Nervous, but cautiously optimistic, we booked an AToS group cruise. This meant that we would spend a week at sea with other special-needs kids and their families along with AToS staff.
A group cruise also meant:
1. Reserved seating for shows and performances.
Seating was almost always in the back of the theater but that worked well when we needed to make a quick and early exit.
2. Private group sessions
At the ice skating rink, the rock climbing wall, and FloRider (surfing simulator).
3. Seating with special-needs families
Any quirky behaviors or meltdowns in the dining room were less likely to draw attention from neighboring tables.
4. Respite time with AToS staff
at designated times. This was especially helpful during our first cruise when we were reluctant to take Evan to the kids’ club. Now we are comfortable dropping him off but we group him with younger kids to match his developmental age.
5. More benefits
Other benefits include express boarding and disembarkation, a private area for the first-day mandatory safety drill and specially planed AToS family activities.
Other Cruise Options
The majority of our trips have not been with an AToS group because we prefer to pick the ship and sailing date instead of planning around their schedule. Plus, AToS charges extra per day, per passenger for a group cruise. If a group trip happens to coincide with a group cruise, we consider it an added bonus.

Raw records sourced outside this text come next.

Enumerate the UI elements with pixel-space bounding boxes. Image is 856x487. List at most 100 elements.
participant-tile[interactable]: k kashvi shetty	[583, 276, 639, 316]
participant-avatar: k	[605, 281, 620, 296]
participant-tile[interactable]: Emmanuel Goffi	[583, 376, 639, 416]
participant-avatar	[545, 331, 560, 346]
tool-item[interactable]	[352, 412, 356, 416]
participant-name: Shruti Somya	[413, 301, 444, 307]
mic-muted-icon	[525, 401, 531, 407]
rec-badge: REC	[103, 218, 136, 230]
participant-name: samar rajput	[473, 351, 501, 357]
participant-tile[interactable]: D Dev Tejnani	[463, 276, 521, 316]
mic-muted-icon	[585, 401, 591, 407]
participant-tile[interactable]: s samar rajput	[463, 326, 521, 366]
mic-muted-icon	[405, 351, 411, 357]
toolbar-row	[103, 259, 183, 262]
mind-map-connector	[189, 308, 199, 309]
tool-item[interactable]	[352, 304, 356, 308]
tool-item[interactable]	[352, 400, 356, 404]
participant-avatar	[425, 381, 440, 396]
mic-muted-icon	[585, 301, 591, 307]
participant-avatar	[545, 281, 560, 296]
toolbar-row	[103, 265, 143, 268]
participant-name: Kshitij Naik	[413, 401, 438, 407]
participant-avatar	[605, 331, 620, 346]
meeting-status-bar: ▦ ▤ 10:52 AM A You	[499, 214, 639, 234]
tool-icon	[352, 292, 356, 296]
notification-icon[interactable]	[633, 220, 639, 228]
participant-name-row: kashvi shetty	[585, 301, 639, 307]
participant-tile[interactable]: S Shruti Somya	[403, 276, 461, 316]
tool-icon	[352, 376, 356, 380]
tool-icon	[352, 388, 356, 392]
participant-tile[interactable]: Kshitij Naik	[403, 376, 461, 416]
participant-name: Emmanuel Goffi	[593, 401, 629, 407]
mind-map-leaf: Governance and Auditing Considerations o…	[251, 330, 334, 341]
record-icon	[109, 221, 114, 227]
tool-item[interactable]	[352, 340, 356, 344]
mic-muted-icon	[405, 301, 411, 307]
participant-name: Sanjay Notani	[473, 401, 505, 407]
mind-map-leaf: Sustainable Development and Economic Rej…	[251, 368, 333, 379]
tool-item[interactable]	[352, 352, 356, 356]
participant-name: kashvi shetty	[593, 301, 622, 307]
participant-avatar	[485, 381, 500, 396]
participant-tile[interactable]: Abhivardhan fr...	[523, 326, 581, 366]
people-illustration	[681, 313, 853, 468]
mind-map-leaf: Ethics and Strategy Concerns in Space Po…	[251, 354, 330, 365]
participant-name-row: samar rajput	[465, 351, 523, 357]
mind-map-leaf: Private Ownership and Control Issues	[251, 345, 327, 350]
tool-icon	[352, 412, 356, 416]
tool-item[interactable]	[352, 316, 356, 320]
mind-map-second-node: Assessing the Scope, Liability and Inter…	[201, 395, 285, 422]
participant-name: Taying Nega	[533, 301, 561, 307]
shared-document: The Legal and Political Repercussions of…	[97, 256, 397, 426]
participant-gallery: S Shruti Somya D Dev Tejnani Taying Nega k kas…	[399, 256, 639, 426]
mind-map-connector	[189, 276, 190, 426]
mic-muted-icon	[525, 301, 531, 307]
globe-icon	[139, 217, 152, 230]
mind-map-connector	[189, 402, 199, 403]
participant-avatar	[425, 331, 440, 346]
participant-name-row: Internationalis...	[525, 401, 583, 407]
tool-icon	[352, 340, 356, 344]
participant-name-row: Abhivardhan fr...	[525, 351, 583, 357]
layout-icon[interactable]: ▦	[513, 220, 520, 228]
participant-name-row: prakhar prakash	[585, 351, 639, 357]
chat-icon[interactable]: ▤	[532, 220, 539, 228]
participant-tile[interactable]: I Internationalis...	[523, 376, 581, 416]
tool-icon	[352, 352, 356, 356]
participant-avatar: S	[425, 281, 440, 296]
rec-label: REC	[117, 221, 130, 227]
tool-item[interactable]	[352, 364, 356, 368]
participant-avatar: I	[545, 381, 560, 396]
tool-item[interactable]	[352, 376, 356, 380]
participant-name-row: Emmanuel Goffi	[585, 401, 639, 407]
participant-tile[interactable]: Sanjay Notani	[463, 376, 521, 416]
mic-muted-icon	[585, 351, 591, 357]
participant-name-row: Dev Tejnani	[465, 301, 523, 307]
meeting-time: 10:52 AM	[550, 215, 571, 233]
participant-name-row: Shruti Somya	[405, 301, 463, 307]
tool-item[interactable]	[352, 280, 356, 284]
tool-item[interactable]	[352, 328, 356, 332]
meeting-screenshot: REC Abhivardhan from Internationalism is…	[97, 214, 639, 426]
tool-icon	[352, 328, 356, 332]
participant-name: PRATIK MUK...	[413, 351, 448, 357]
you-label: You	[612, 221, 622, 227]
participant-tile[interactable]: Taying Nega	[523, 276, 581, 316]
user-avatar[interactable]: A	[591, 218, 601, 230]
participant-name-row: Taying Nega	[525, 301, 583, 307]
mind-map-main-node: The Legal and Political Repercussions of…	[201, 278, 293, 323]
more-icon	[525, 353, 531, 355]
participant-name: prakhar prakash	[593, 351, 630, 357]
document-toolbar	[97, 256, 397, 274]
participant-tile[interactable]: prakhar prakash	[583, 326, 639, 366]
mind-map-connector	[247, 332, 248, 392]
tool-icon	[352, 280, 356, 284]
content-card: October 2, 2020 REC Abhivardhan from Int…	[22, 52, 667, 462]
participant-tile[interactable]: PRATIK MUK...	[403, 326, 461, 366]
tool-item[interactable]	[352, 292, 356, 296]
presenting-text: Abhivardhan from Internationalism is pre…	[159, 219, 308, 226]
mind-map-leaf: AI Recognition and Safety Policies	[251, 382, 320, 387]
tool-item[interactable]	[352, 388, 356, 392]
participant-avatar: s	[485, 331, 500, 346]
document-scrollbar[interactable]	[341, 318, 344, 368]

I’ve also talked with Autism Adventure Travel, another company offering staffed cruises and travel opportunities to families with special needs. Although we did not travel with them, they were incredibly helpful when I planned one of our trips.
We like to sail on Royal Caribbean because the ships are family-friendly and much of the staff understands autism (which is why the cruise line was recently certified by AToS as the first autism-friendly cruise line).
Nine Tips for a Successful Trip
Over the years we’ve learned enough to ensure smooth sailing (pun intended) on each of our cruises. Here is a list of things I do to ensure a successful trip.
1. Call your cruise line
A few months before a cruise I e-mail the special needs department to let them know that we are traveling with a child with autism and multiple food allergies. Most cruise lines will accommodate a special diets, including a gluten-free casein-free diet. Because our son has so many allergies, we typically bring a good amount of snack food. Many of the chefs will accept unopened, non-perishable foods. Because of Evan’s specific allergies, we give the chef pasta, margarine, dairy-free chocolate chips, and canola oil.
2. Create a Safe Menu
At dinner each night we work with the staff to create a safe menu for the next day. Then with each meal we re-confirm that all ingredients are “Evan friendly.”
3. Get Phone Access
Prior to sailing, I ask for a special phone so we can communicate with the dining staff and kids’ club staff. I have learned to bring a copy of the e-mail confirming phone access because these phones are not always readily available for passengers.
4. Social Stories and Videos of the Ship
Evan typically knows what to expect on a cruise but we watch a number of You Tube videos prior to sailing so he can familiarize himself with the ship. AToS and Autism Adventure Travel can also provide a cruise social story to those who book with them.
5. Express Boarding
When we get to the port, we typically ask for express boarding to avoid waiting in long check-in lines.
6. Immediate Communication
Once on board, we immediately meet with a chef talk about Evan’s allergies. We also talk with someone from the kids’ club to discuss specifics such as what causes meltdowns and how to navigate one.
7. Safety Drill Accommodations
We ask if we can stay in our room during the mandatory safety drill due to Evan’s sensitivities to noise and difficulty sitting and waiting. Some ships have given all of us an out, others require some family members to attend.
8. Get an Escort
Getting off the ship and going through customs takes forever which is why I request an escort off the ship. We definitely get some dirty looks but it’s worth it.
9. Use TSA Cares
When we travel during the holidays when the airports are always busy, I contact TSA Cares to arrange an escort through security. This allows us to bypass long lines at the airport too.
I never expected to be a cruise junkie. I used to make fun of people who stood in buffet lines with a bunch of tourists and ventured far enough from the ship to buy a t-shirt instead of being able to experience the culture and uniqueness of their destination. For us a cruise isn’t about the destination it’s about the fun we have as a family in a way that is easy and non-stressful.